Home Cooking by Laurie Colwin


There’s a fine balance between intimacy and oversharing. We live in an era where the two are often conflated and confused, where it’s easy enough to mistake the display of both mundane minutia and overly chronicled major life events for closeness. In our hearts, though, we understand this is not closeness. How do we know? One clue: intimacy doesn’t breed loneliness.

An experience of true closeness with another person, even if only brief, can have a lasting impact. The encounter can render us more empathic, more humane, able to fill out our own skin more wholly. Closeness can change a mood, add an actual spring to one’s step, give us the energy to attempt a more intimate relationship with ourselves. These things feel good, and so we seek out close connections everywhere, from our friends and our lovers and our social media accounts and our writers.

The genres of memoir and the personal essay are an obvious place to look for connection. But they are tricky forms. In my experience, these types of writings can lean toward more ego-syntonic productions than anything else: the author provides anecdotes that paint a particular self-picture rather than relate a true experience, gives graphic details to support that picture without offering thoughtful reflection. Of course, this is not always the case—I have personally read many books written in the first person that have opened my mind and my heart in enduring ways. Home Cooking by Laurie Colwin being one of them.

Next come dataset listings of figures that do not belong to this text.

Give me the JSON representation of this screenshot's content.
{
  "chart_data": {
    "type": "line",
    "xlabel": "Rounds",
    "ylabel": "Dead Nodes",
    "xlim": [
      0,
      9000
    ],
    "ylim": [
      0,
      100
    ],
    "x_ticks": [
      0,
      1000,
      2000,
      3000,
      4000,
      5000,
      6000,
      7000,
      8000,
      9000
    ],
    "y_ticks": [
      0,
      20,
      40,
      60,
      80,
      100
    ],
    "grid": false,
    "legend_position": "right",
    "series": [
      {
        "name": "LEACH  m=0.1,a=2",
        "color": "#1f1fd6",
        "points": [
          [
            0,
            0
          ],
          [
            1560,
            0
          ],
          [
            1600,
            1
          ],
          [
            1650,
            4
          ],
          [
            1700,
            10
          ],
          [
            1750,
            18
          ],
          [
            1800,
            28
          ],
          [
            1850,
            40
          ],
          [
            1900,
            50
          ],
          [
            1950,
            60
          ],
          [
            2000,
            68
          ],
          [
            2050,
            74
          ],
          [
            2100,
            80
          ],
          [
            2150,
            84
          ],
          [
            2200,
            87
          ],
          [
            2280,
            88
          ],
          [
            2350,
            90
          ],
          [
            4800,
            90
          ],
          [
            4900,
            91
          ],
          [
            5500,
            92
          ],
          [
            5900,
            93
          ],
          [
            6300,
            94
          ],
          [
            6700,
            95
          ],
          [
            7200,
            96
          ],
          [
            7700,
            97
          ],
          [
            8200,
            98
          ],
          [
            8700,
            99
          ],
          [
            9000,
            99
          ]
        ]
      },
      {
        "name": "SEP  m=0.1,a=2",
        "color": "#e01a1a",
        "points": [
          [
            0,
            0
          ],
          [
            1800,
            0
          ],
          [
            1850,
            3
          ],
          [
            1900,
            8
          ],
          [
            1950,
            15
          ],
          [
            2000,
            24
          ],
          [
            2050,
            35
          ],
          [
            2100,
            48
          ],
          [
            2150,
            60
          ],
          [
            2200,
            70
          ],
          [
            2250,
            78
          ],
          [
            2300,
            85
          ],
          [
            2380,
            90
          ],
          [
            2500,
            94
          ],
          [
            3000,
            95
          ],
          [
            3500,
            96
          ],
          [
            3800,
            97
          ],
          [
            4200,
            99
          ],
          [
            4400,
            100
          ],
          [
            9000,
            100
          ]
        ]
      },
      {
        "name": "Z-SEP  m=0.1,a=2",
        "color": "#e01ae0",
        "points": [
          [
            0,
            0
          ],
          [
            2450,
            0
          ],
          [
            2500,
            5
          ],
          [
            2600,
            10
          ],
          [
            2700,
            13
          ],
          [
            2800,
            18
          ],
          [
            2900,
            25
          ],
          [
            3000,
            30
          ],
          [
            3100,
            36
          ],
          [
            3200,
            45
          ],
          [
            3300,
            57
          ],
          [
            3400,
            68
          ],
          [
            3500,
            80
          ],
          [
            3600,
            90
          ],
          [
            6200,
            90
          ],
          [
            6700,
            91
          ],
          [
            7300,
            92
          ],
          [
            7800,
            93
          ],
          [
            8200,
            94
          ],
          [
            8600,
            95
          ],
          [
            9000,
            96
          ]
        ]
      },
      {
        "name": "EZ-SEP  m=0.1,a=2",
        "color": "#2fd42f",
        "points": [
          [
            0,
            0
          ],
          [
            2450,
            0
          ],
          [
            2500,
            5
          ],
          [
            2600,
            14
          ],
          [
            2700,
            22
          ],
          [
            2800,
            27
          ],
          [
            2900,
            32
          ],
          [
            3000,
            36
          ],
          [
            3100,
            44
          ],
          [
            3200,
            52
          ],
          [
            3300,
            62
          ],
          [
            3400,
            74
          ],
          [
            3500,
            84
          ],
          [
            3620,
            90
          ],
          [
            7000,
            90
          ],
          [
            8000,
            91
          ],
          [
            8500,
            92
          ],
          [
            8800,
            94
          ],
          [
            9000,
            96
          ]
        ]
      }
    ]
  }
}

Laurie Colwin paints herself as a woman you might know. She’s a writer, she works from home, she has a husband and a daughter and likes cooking. She has self-awareness and self-confidence, not to mention a sense of humor and perspective, that reminds me of my female friends I admire most. Her writing is plainspoken but never shallow, acknowledges its own weirdness and occasional dissonance. She shares her thoughts and feelings on a variety of topics—cooking for children, dinner parties, chocolate, baking bread, eating alone—but never crosses the line into sentimentality or self-obsession. She can see her larger surroundings both because of and in spite of her own home and circumstance. She pursues her interests un-self-consciously, shares her experiences honestly but with boundaries: the feelings are shared, not the grotesque details.

In many ways, Laurie Colwin is the antithesis of the contemporary food blogger: of course there are needy children in her life, the bills pile up and the living room gets messy, there are concerns about nutrition and health, friends come to dinner with various allergies and dietary restrictions…but the stresses of daily life are not the narrative motivation for any of her sharing. I never met Laurie Colwin, so I can’t say exactly why she shares her opinions and perspective and experience. But I get the feeling that she shares because these topics are on her mind, and she has something to say about them, and so why not share them.

Home Cooking was published in 1988 (that’s nearly 30 years ago now) and there’s hardly a moment in reading when its age shows. I think that’s because the essays in this book aren’t about food per se; they’re about the cook, the cooking, the feeding, the process. And they’re written with a calm confidence that elevates them out of the moment.

When I read these essays I feel as though I am sitting in the comfortably cluttered kitchen of an old friend. Time feels slower. Duties feel manageable. Resolution feels like a possibility. Closeness and intimacy feel real.